Neuralynx system sends signals in blocks with 512 samples with a single timestamp of the beginning of the block. Sometimes, a block is not complete. In this case, the IO software we use (Nlx2MatCSC_v3 developed by Ueli Rutishauser) will fill the block with duplicated values. (See similar discussion here: https://groups.google.com/g/neuralensemble/c/m7BJlJRKuI0)

Emily detects incomplete blocks and fills them with NaNs in her function: Nlx_readCSC.m in PDM. We use her solution to unpack the raw data.

Blackrock:

Example data:

montage_Patient-<patientId>_exp-<expId>_<datetime>.json
D<patient_id>
 - <exp_date>-<unknown_id>
   - <exp_date>-<unknown_id>.ns3 (macro, 2k Hz)
   - <exp_date>-<unknown_id>.ns5 (micro, 30k Hz)
   - <exp_date>-<unknown_id>.nev

Output file structure:

The output files are consistent across devices and stored in the Hoffman directory: HoffmanMount/data/PIPELINE_vc/ANALYSIS The file path for all channels is saved in channelFileNames.csv. Each row may have one/multiple file paths for segments/experiments of the same channel. As timestamps are consistent across channels, they are extracted for only one channel.

After the spike sorting and LFP extraction, raw CSC data (CSC_micro and CSC_macro) are moved to LTS to save storage on Hoffman.

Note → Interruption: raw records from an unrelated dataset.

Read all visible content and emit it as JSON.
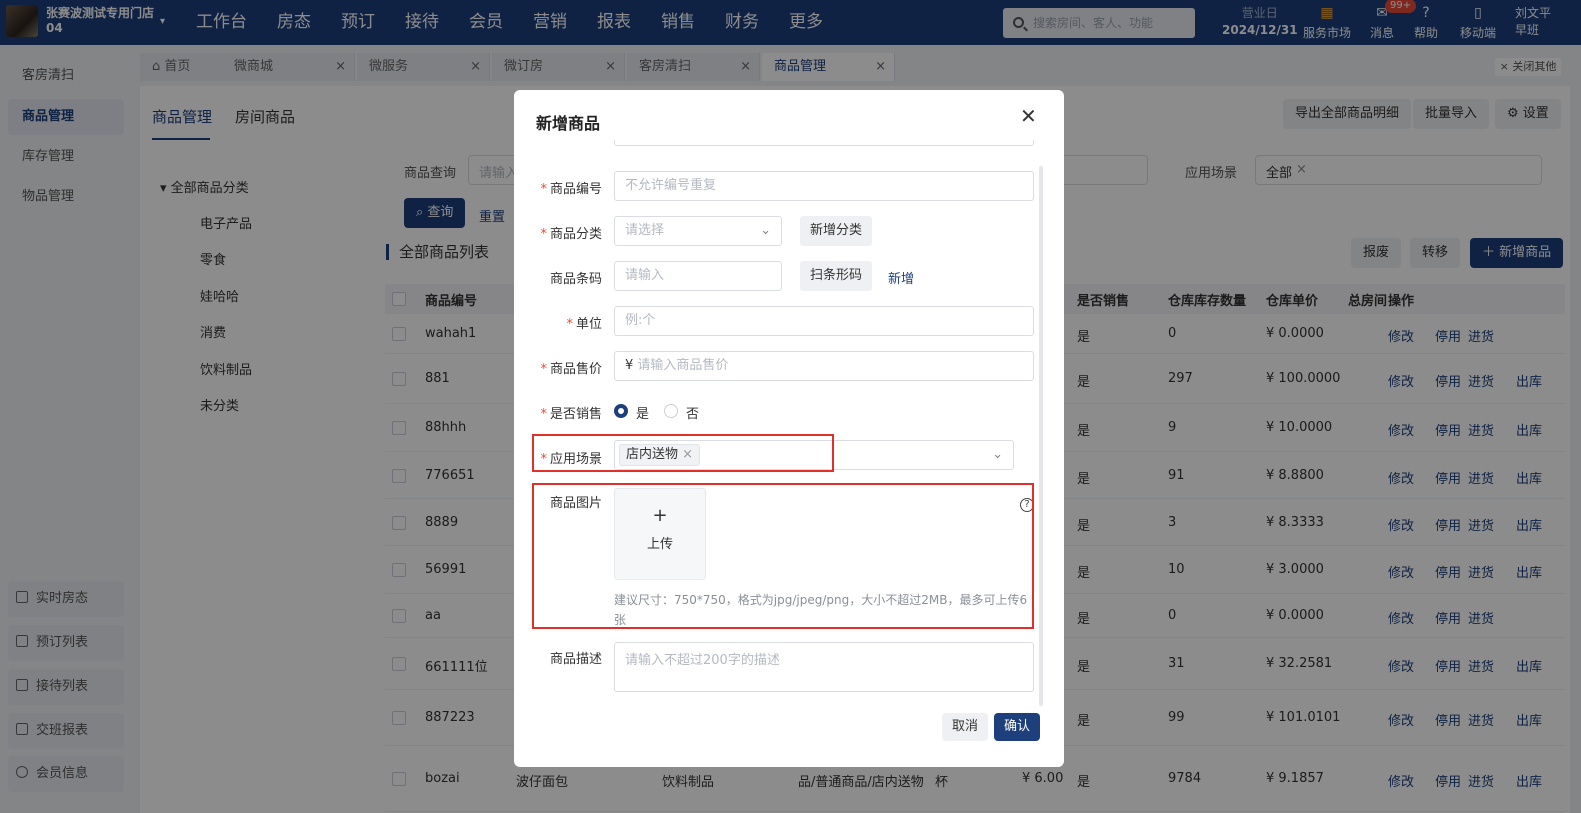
{
  "store": {
    "name": "张赛波测试专用门店",
    "code": "04"
  },
  "nav": [
    "工作台",
    "房态",
    "预订",
    "接待",
    "会员",
    "营销",
    "报表",
    "销售",
    "财务",
    "更多"
  ],
  "search": {
    "placeholder": "搜索房间、客人、功能"
  },
  "bizday": {
    "label": "营业日",
    "date": "2024/12/31"
  },
  "topicons": {
    "market": "服务市场",
    "msg": "消息",
    "msg_badge": "99+",
    "help": "帮助",
    "mobile": "移动端"
  },
  "user": {
    "name": "刘文平",
    "shift": "早班"
  },
  "sidebar": {
    "items": [
      "客房清扫",
      "商品管理",
      "库存管理",
      "物品管理"
    ],
    "bottom": [
      "实时房态",
      "预订列表",
      "接待列表",
      "交班报表",
      "会员信息"
    ]
  },
  "tabs": [
    {
      "label": "首页"
    },
    {
      "label": "微商城"
    },
    {
      "label": "微服务"
    },
    {
      "label": "微订房"
    },
    {
      "label": "客房清扫"
    },
    {
      "label": "商品管理"
    }
  ],
  "closeother": "× 关闭其他",
  "subtabs": [
    "商品管理",
    "房间商品"
  ],
  "actions": {
    "export": "导出全部商品明细",
    "import": "批量导入",
    "settings": "设置",
    "add": "＋ 新增商品",
    "loss": "报废",
    "transfer": "转移"
  },
  "tree": {
    "root": "全部商品分类",
    "children": [
      "电子产品",
      "零食",
      "娃哈哈",
      "消费",
      "饮料制品",
      "未分类"
    ]
  },
  "filter": {
    "query_label": "商品查询",
    "query_placeholder": "请输入",
    "scene_label": "应用场景",
    "scene_value": "全部",
    "query_btn": "查询",
    "reset_btn": "重置"
  },
  "list_title": "全部商品列表",
  "table": {
    "headers": {
      "code": "商品编号",
      "sale": "是否销售",
      "stock": "仓库库存数量",
      "price": "仓库单价",
      "total": "总房间",
      "ops": "操作"
    },
    "rows": [
      {
        "code": "wahah1",
        "sale": "是",
        "stock": "0",
        "price": "¥ 0.0000",
        "out": false
      },
      {
        "code": "881",
        "sale": "是",
        "stock": "297",
        "price": "¥ 100.0000",
        "out": true
      },
      {
        "code": "88hhh",
        "sale": "是",
        "stock": "9",
        "price": "¥ 10.0000",
        "out": true
      },
      {
        "code": "776651",
        "sale": "是",
        "stock": "91",
        "price": "¥ 8.8800",
        "out": true
      },
      {
        "code": "8889",
        "sale": "是",
        "stock": "3",
        "price": "¥ 8.3333",
        "out": true
      },
      {
        "code": "56991",
        "sale": "是",
        "stock": "10",
        "price": "¥ 3.0000",
        "out": true
      },
      {
        "code": "aa",
        "sale": "是",
        "stock": "0",
        "price": "¥ 0.0000",
        "out": false
      },
      {
        "code": "661111位",
        "sale": "是",
        "stock": "31",
        "price": "¥ 32.2581",
        "out": true
      },
      {
        "code": "887223",
        "sale": "是",
        "stock": "99",
        "price": "¥ 101.0101",
        "out": true
      },
      {
        "code": "bozai",
        "sale": "是",
        "stock": "9784",
        "price": "¥ 9.1857",
        "out": true
      }
    ],
    "ops": {
      "edit": "修改",
      "stop": "停用",
      "buy": "进货",
      "out": "出库"
    },
    "last_row": {
      "name": "波仔面包",
      "cat": "饮料制品",
      "scene": "品/普通商品/店内送物",
      "unit": "杯",
      "sale_price": "¥ 6.00"
    }
  },
  "modal": {
    "title": "新增商品",
    "fields": {
      "code": {
        "label": "商品编号",
        "placeholder": "不允许编号重复"
      },
      "category": {
        "label": "商品分类",
        "placeholder": "请选择",
        "btn": "新增分类"
      },
      "barcode": {
        "label": "商品条码",
        "placeholder": "请输入",
        "btn": "扫条形码",
        "link": "新增"
      },
      "unit": {
        "label": "单位",
        "placeholder": "例:个"
      },
      "price": {
        "label": "商品售价",
        "prefix": "¥",
        "placeholder": "请输入商品售价"
      },
      "on_sale": {
        "label": "是否销售",
        "yes": "是",
        "no": "否"
      },
      "scene": {
        "label": "应用场景",
        "tag": "店内送物"
      },
      "image": {
        "label": "商品图片",
        "upload": "上传",
        "hint": "建议尺寸：750*750，格式为jpg/jpeg/png，大小不超过2MB，最多可上传6张"
      },
      "desc": {
        "label": "商品描述",
        "placeholder": "请输入不超过200字的描述"
      }
    },
    "cancel": "取消",
    "confirm": "确认"
  },
  "colors": {
    "primary": "#1d3f7c",
    "highlight": "#e0302a"
  }
}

<exp_group> (e.g MovieParadigm, Screening)
  - <patient_id>_<exp_group>
    - Experiment<exp_id> (as patients typically attend different experiments, exp_id is not consistent across patients)
      - channelFileNames.csv
      - CSC_micro (can be moved to LTS after analysis)
        - G[A-D][1-8]-<channel_name>_<suffix1>.mat
        - G[A-D][1-8]-<channel_name>_<suffix2>.mat
        - lfpTimestamps_<suffix1>.mat
        - lfpTimestamps_<suffix2>.mat
      - CSC_macro (can be moved to LTS after analysis)
        - <channel_name>_<suffix1>.mat 
        - <channel_name>_<suffix2>.mat
        - lfpTimestamps_<suffix1>.mat
        - lfpTimestamps_<suffix2>.mat
      - CSC_events
        - Events_<suffix>.mat 

G[A-D][1-8]-<channel_name>.mat (micro), <channel_name>.mat (macro): data will be saved in int16 type with a scaling variable ADBitVolts. The raw signal can be recovered by:

signal = data * ADBitVolts;

Timestamps:

The raw data timestamps are in Unix time (in seconds) in the .ncs files. They are directly read by Nlx_readCSC.m and saved in the file lfpTimeStamps_001.mat for macro and micro channels, respectively.

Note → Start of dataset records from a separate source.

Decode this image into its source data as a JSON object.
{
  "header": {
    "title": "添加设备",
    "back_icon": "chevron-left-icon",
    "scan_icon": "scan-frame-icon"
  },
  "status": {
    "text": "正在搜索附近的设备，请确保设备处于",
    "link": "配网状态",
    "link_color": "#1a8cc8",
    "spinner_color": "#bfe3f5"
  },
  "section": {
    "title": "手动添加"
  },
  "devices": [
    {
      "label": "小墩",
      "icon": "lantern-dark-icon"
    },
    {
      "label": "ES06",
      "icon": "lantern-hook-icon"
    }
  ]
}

Note: Unix time must be saved with double type to keep precision. (relative timestamps can be saved in a single type and thus save memory usage).

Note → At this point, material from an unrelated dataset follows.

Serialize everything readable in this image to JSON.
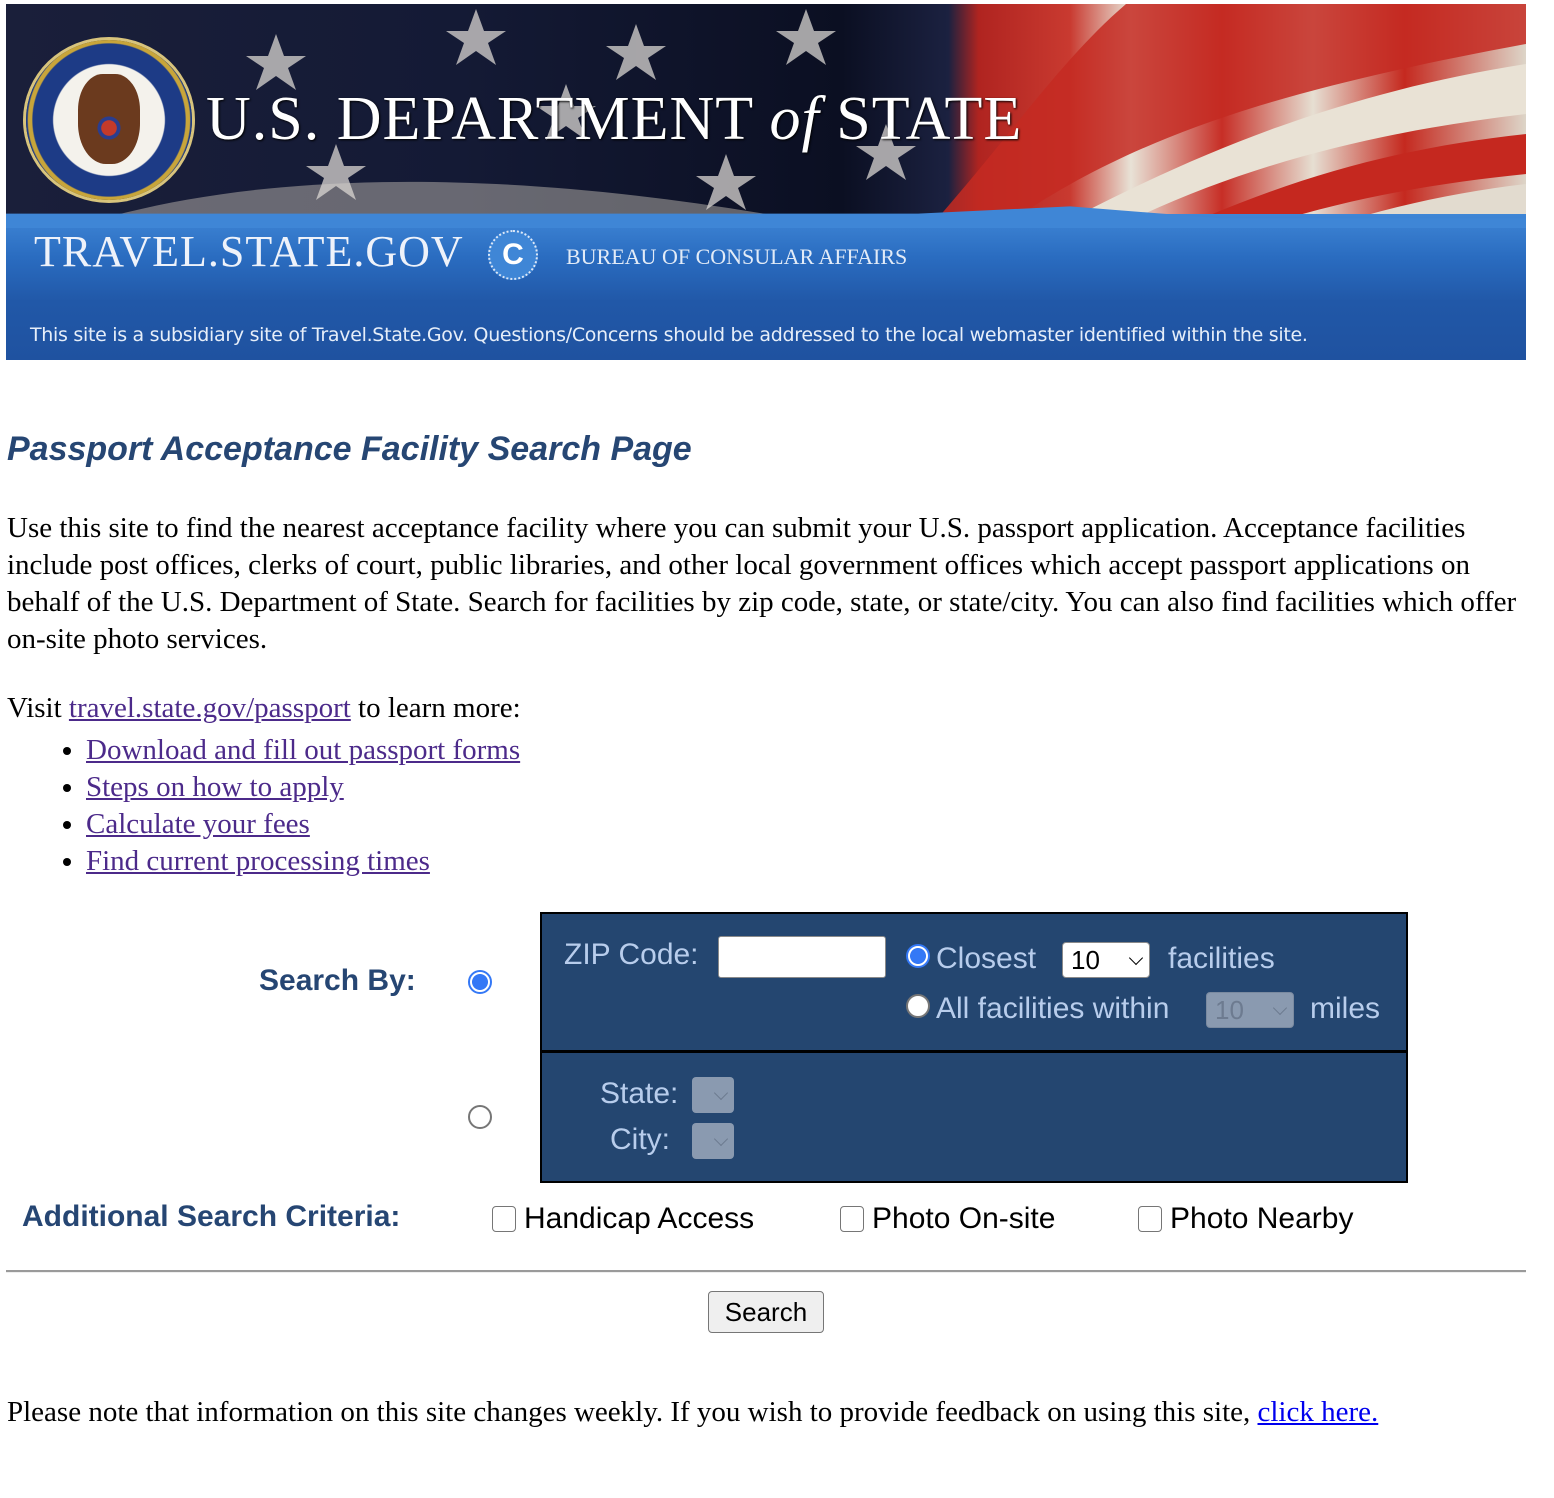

samplingInterval returned by Nlx_readCSC is in milliseconds. This is changed to a Matlab duration object to make it easier to use and understand. The original double-typed samplingInterval is also saved as samplingIntervalSeconds.

Note: To compute firingRateAroundSpikeTime, the timestamps are converted to milliseconds.

Blackrock does not use Unix time

Blackrock does not save long files in multiple segments. I need to figure out how to stitch timestamps of multiple segments.

Missing sample points:

Some channels may have missing sample points (e.g. 571 exp 5 LAC1 and LAC2), which can cause large gaps in timestamps (if the corrupted channel is the first). The unpack pipeline is modified to read csc data from all channels, then read timestamps from the first channel with complete length (the max length across all channels). Finally, we fill the missing samples with -inf (-32768) on the corrupted channels. This will be logged in folder unpack_log-unpackData in the unpack directory.